Let $x\ge 1, x \in \mathbb N$ and let $t(n)$ be the number of sequences of length $n$ such that their elements belong to the set $\{0,1,2,...,2x\}$. In the sequences, contiguous occurrences of even numbers are forbidden.
For example for $x=5, n=4$:
1,4,7,9 is a valid sequence
1,2,4,7 is not a valid sequence
I need to find the recurrence relation for such sequence and to solve the characteristic equation for the recurrence.
If the first number in the sequence is odd the next number can be even or odd, thus $t_{odd}(n)=t_{odd}(n-1)+t_{even}(n-1)$.
If the first number is even the next number must be odd thus: $t_{even}(n) = \frac{x}{2}t_{even}(n-2)+\frac{x}{2}t_{odd}(n-2)$ because the next number must be one of $\frac{x}{2}$ odd numbers.
I'm not sure if I'm on the right track and if I am I don't understand how to combine the two cases in order to solve the characteristic equation.
You're on the right general track, but there are some small algebraic mistakes.
First, note that the number of odd digits (or the number of even digits) is $x$, not $x/2$, since the total number of digits is $2x$; basically, the division by 2 that you're using in your current (incorrect) formula for $t_{even}$ has already been 'baked in' for you. Likewise, the number of even digits is $x+1$ : $0, 2, \ldots, 2x$ (there's a sneaky off-by-one problem lurking here, one that I've made a couple of times already in this answer and its comments!)
Second and more critically, there are errors in both your terms because you're missing a factor of $x$. In your $t_{odd}$ term, you're right about the ways it can break down but forgot that there can be $x$ different 'next digits'; you make the same mistake in your $t_{even}$ term, one layer removed. Try working through your tentative recurrences in the case $n=3, x=2$ (so there are 5 digits) to see what I mean.

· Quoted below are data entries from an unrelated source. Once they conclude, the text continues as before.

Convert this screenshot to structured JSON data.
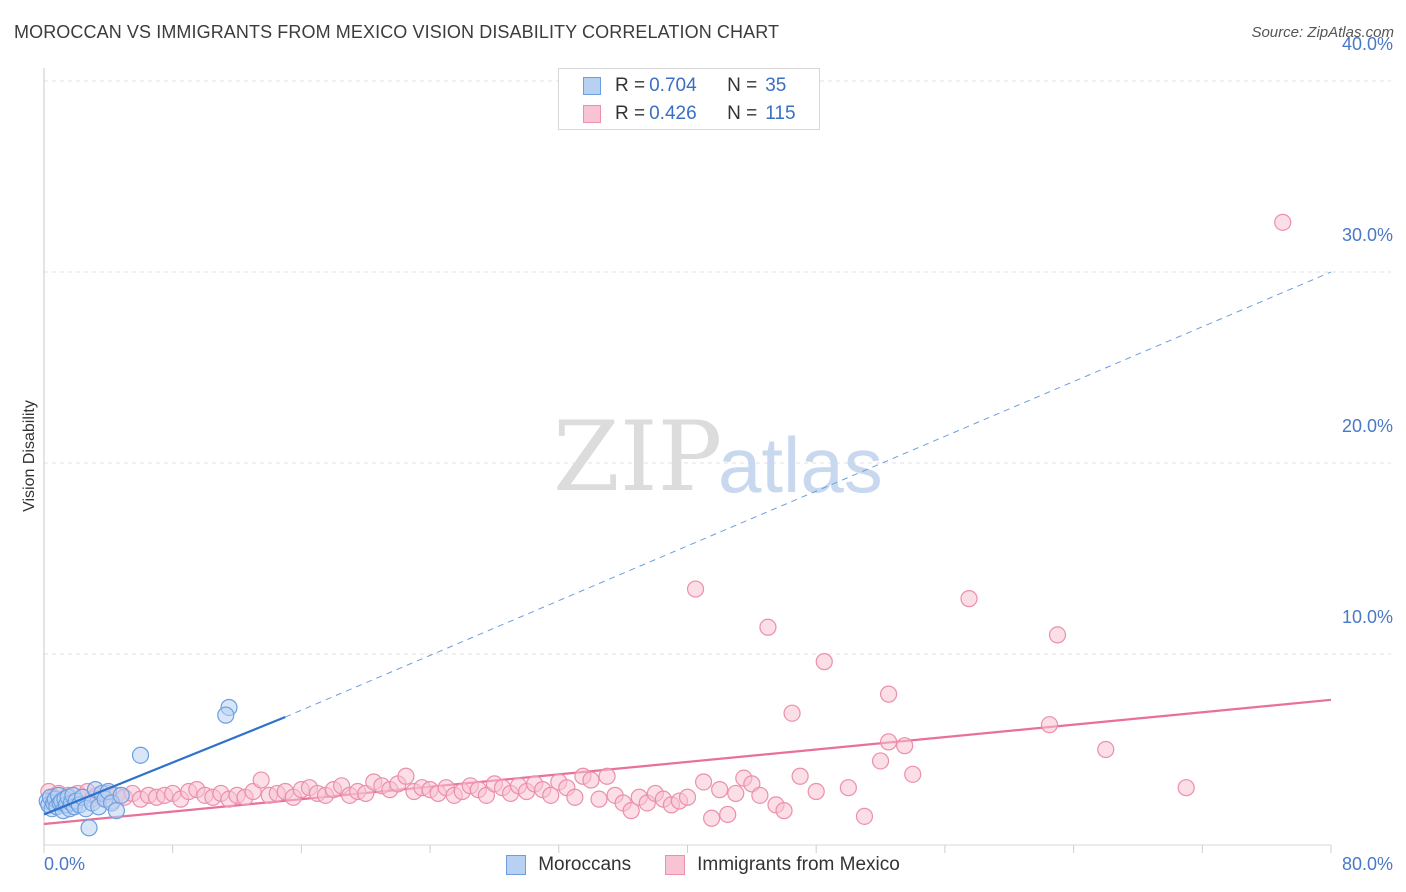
{
  "title": "MOROCCAN VS IMMIGRANTS FROM MEXICO VISION DISABILITY CORRELATION CHART",
  "source": "Source: ZipAtlas.com",
  "watermark": {
    "zip": "ZIP",
    "atlas": "atlas"
  },
  "stats": [
    {
      "r_label": "R = ",
      "r_value": "0.704",
      "n_label": "N = ",
      "n_value": "35"
    },
    {
      "r_label": "R = ",
      "r_value": "0.426",
      "n_label": "N = ",
      "n_value": "115"
    }
  ],
  "legend": {
    "moroccans": "Moroccans",
    "mexico": "Immigrants from Mexico"
  },
  "colors": {
    "blue_fill": "#b8d1f3",
    "blue_stroke": "#6d9fe0",
    "blue_line": "#2f72cc",
    "pink_fill": "#f8c3d2",
    "pink_stroke": "#ec8fac",
    "pink_line": "#e8709a",
    "tick": "#4a78c8",
    "grid": "#e2e2e2"
  },
  "chart_data": {
    "type": "scatter",
    "title": "MOROCCAN VS IMMIGRANTS FROM MEXICO VISION DISABILITY CORRELATION CHART",
    "xlabel": "",
    "ylabel": "Vision Disability",
    "xlim": [
      0,
      80
    ],
    "ylim": [
      0,
      41
    ],
    "x_ticks": [
      "0.0%",
      "80.0%"
    ],
    "y_ticks": [
      {
        "value": 10,
        "label": "10.0%"
      },
      {
        "value": 20,
        "label": "20.0%"
      },
      {
        "value": 30,
        "label": "30.0%"
      },
      {
        "value": 40,
        "label": "40.0%"
      }
    ],
    "grid": true,
    "legend_position": "bottom-center",
    "series": [
      {
        "name": "Moroccans",
        "color": "blue",
        "trend": {
          "x": [
            0,
            15
          ],
          "y": [
            1.6,
            6.7
          ],
          "extended_to": [
            80,
            30.0
          ]
        },
        "points": [
          [
            0.2,
            2.3
          ],
          [
            0.3,
            2.1
          ],
          [
            0.4,
            2.5
          ],
          [
            0.5,
            1.9
          ],
          [
            0.6,
            2.2
          ],
          [
            0.7,
            2.4
          ],
          [
            0.8,
            2.0
          ],
          [
            0.9,
            2.6
          ],
          [
            1.0,
            2.2
          ],
          [
            1.1,
            2.3
          ],
          [
            1.2,
            1.8
          ],
          [
            1.3,
            2.4
          ],
          [
            1.4,
            2.1
          ],
          [
            1.5,
            2.5
          ],
          [
            1.6,
            1.9
          ],
          [
            1.7,
            2.2
          ],
          [
            1.8,
            2.6
          ],
          [
            1.9,
            2.0
          ],
          [
            2.0,
            2.3
          ],
          [
            2.2,
            2.1
          ],
          [
            2.4,
            2.5
          ],
          [
            2.6,
            1.9
          ],
          [
            2.8,
            0.9
          ],
          [
            3.0,
            2.2
          ],
          [
            3.2,
            2.9
          ],
          [
            3.4,
            2.0
          ],
          [
            3.6,
            2.7
          ],
          [
            3.8,
            2.4
          ],
          [
            4.0,
            2.8
          ],
          [
            4.2,
            2.2
          ],
          [
            4.5,
            1.8
          ],
          [
            4.8,
            2.6
          ],
          [
            6.0,
            4.7
          ],
          [
            11.5,
            7.2
          ],
          [
            11.3,
            6.8
          ]
        ]
      },
      {
        "name": "Immigrants from Mexico",
        "color": "pink",
        "trend": {
          "x": [
            0,
            80
          ],
          "y": [
            1.1,
            7.6
          ]
        },
        "points": [
          [
            0.3,
            2.8
          ],
          [
            0.6,
            2.5
          ],
          [
            0.9,
            2.7
          ],
          [
            1.2,
            2.4
          ],
          [
            1.5,
            2.6
          ],
          [
            1.8,
            2.3
          ],
          [
            2.1,
            2.7
          ],
          [
            2.4,
            2.5
          ],
          [
            2.7,
            2.8
          ],
          [
            3.0,
            2.4
          ],
          [
            3.3,
            2.6
          ],
          [
            3.6,
            2.5
          ],
          [
            3.9,
            2.7
          ],
          [
            4.2,
            2.3
          ],
          [
            4.5,
            2.6
          ],
          [
            5.0,
            2.5
          ],
          [
            5.5,
            2.7
          ],
          [
            6.0,
            2.4
          ],
          [
            6.5,
            2.6
          ],
          [
            7.0,
            2.5
          ],
          [
            7.5,
            2.6
          ],
          [
            8.0,
            2.7
          ],
          [
            8.5,
            2.4
          ],
          [
            9.0,
            2.8
          ],
          [
            9.5,
            2.9
          ],
          [
            10.0,
            2.6
          ],
          [
            10.5,
            2.5
          ],
          [
            11.0,
            2.7
          ],
          [
            11.5,
            2.4
          ],
          [
            12.0,
            2.6
          ],
          [
            12.5,
            2.5
          ],
          [
            13.0,
            2.8
          ],
          [
            13.5,
            3.4
          ],
          [
            14.0,
            2.6
          ],
          [
            14.5,
            2.7
          ],
          [
            15.0,
            2.8
          ],
          [
            15.5,
            2.5
          ],
          [
            16.0,
            2.9
          ],
          [
            16.5,
            3.0
          ],
          [
            17.0,
            2.7
          ],
          [
            17.5,
            2.6
          ],
          [
            18.0,
            2.9
          ],
          [
            18.5,
            3.1
          ],
          [
            19.0,
            2.6
          ],
          [
            19.5,
            2.8
          ],
          [
            20.0,
            2.7
          ],
          [
            20.5,
            3.3
          ],
          [
            21.0,
            3.1
          ],
          [
            21.5,
            2.9
          ],
          [
            22.0,
            3.2
          ],
          [
            22.5,
            3.6
          ],
          [
            23.0,
            2.8
          ],
          [
            23.5,
            3.0
          ],
          [
            24.0,
            2.9
          ],
          [
            24.5,
            2.7
          ],
          [
            25.0,
            3.0
          ],
          [
            25.5,
            2.6
          ],
          [
            26.0,
            2.8
          ],
          [
            26.5,
            3.1
          ],
          [
            27.0,
            2.9
          ],
          [
            27.5,
            2.6
          ],
          [
            28.0,
            3.2
          ],
          [
            28.5,
            3.0
          ],
          [
            29.0,
            2.7
          ],
          [
            29.5,
            3.1
          ],
          [
            30.0,
            2.8
          ],
          [
            30.5,
            3.2
          ],
          [
            31.0,
            2.9
          ],
          [
            31.5,
            2.6
          ],
          [
            32.0,
            3.3
          ],
          [
            32.5,
            3.0
          ],
          [
            33.0,
            2.5
          ],
          [
            33.5,
            3.6
          ],
          [
            34.0,
            3.4
          ],
          [
            34.5,
            2.4
          ],
          [
            35.0,
            3.6
          ],
          [
            35.5,
            2.6
          ],
          [
            36.0,
            2.2
          ],
          [
            36.5,
            1.8
          ],
          [
            37.0,
            2.5
          ],
          [
            37.5,
            2.2
          ],
          [
            38.0,
            2.7
          ],
          [
            38.5,
            2.4
          ],
          [
            39.0,
            2.1
          ],
          [
            39.5,
            2.3
          ],
          [
            40.0,
            2.5
          ],
          [
            40.5,
            13.4
          ],
          [
            41.0,
            3.3
          ],
          [
            41.5,
            1.4
          ],
          [
            42.0,
            2.9
          ],
          [
            42.5,
            1.6
          ],
          [
            43.0,
            2.7
          ],
          [
            43.5,
            3.5
          ],
          [
            44.0,
            3.2
          ],
          [
            44.5,
            2.6
          ],
          [
            45.0,
            11.4
          ],
          [
            45.5,
            2.1
          ],
          [
            46.0,
            1.8
          ],
          [
            46.5,
            6.9
          ],
          [
            47.0,
            3.6
          ],
          [
            48.0,
            2.8
          ],
          [
            48.5,
            9.6
          ],
          [
            50.0,
            3.0
          ],
          [
            51.0,
            1.5
          ],
          [
            52.0,
            4.4
          ],
          [
            52.5,
            7.9
          ],
          [
            52.5,
            5.4
          ],
          [
            53.5,
            5.2
          ],
          [
            54.0,
            3.7
          ],
          [
            57.5,
            12.9
          ],
          [
            62.5,
            6.3
          ],
          [
            63.0,
            11.0
          ],
          [
            66.0,
            5.0
          ],
          [
            71.0,
            3.0
          ],
          [
            77.0,
            32.6
          ]
        ]
      }
    ]
  }
}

Once you take these factors into account, you'll have an expression for $t_{odd}(n)$ in terms of a constant factor times $(t_{odd}(n-1)+t_{even}(n-1))$, and likewise an expression for $t_{even}(n)$ in terms of a constant factor times $(t_{odd}(n-2)+t_{even}(n-2))$; now just add them, set $u(n)=t_{odd}(n)+t_{even}(n)$, and note that this lets you write $u(n)$ in terms of $u(n-1)$ and $u(n-2)$.

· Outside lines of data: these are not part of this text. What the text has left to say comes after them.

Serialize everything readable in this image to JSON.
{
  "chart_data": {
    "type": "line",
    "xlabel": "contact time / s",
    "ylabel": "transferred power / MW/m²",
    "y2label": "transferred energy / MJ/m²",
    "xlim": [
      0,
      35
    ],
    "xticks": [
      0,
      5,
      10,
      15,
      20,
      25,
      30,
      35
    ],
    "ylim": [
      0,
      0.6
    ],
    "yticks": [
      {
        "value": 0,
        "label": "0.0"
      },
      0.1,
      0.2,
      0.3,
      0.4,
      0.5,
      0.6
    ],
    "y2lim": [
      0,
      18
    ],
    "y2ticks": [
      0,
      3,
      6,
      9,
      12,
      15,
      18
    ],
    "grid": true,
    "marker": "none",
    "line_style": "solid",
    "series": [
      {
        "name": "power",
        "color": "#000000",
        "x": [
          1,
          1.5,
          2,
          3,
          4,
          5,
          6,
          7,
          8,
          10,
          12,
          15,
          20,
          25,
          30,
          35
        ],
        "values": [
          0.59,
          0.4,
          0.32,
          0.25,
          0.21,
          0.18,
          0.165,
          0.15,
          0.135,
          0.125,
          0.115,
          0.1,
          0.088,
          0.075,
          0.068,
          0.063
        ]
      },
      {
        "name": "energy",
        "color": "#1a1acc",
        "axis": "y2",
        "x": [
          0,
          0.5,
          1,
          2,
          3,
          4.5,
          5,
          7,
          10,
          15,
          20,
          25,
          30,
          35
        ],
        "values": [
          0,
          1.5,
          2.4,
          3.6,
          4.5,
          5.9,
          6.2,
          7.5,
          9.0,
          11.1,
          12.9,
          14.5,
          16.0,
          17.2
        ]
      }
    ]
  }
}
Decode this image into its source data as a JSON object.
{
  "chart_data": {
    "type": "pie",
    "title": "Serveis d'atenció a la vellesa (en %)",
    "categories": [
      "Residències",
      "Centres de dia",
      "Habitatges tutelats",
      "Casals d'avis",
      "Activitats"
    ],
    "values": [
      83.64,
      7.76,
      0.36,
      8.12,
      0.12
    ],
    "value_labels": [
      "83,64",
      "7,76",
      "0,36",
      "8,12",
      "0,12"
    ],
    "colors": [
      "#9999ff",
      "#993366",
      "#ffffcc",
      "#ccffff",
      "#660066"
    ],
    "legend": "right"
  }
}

Note that you can get at the same result somewhat more directly; let $u(n)$ be the number of such strings with $n$ digits (i.e., $u(n)=t_{odd}(n)+t_{even}(n)$.) Then as you already noticed, if $u(n)$ begins with an odd digit, the rest of the sequence can be arbitrary, while if $u(n)$ begins with an even digit, the next digit must be odd but the rest can be arbitrary; in other words, $u(n) = \{\#$of ways the first digit can be odd$\}\cdot u(n-1)+\{\#$of ways the first digit can be even$\}\cdot\{\#$of ways the second digit can be odd$\}\cdot u(n-2)$, and all of the bracketed expressions should be easy.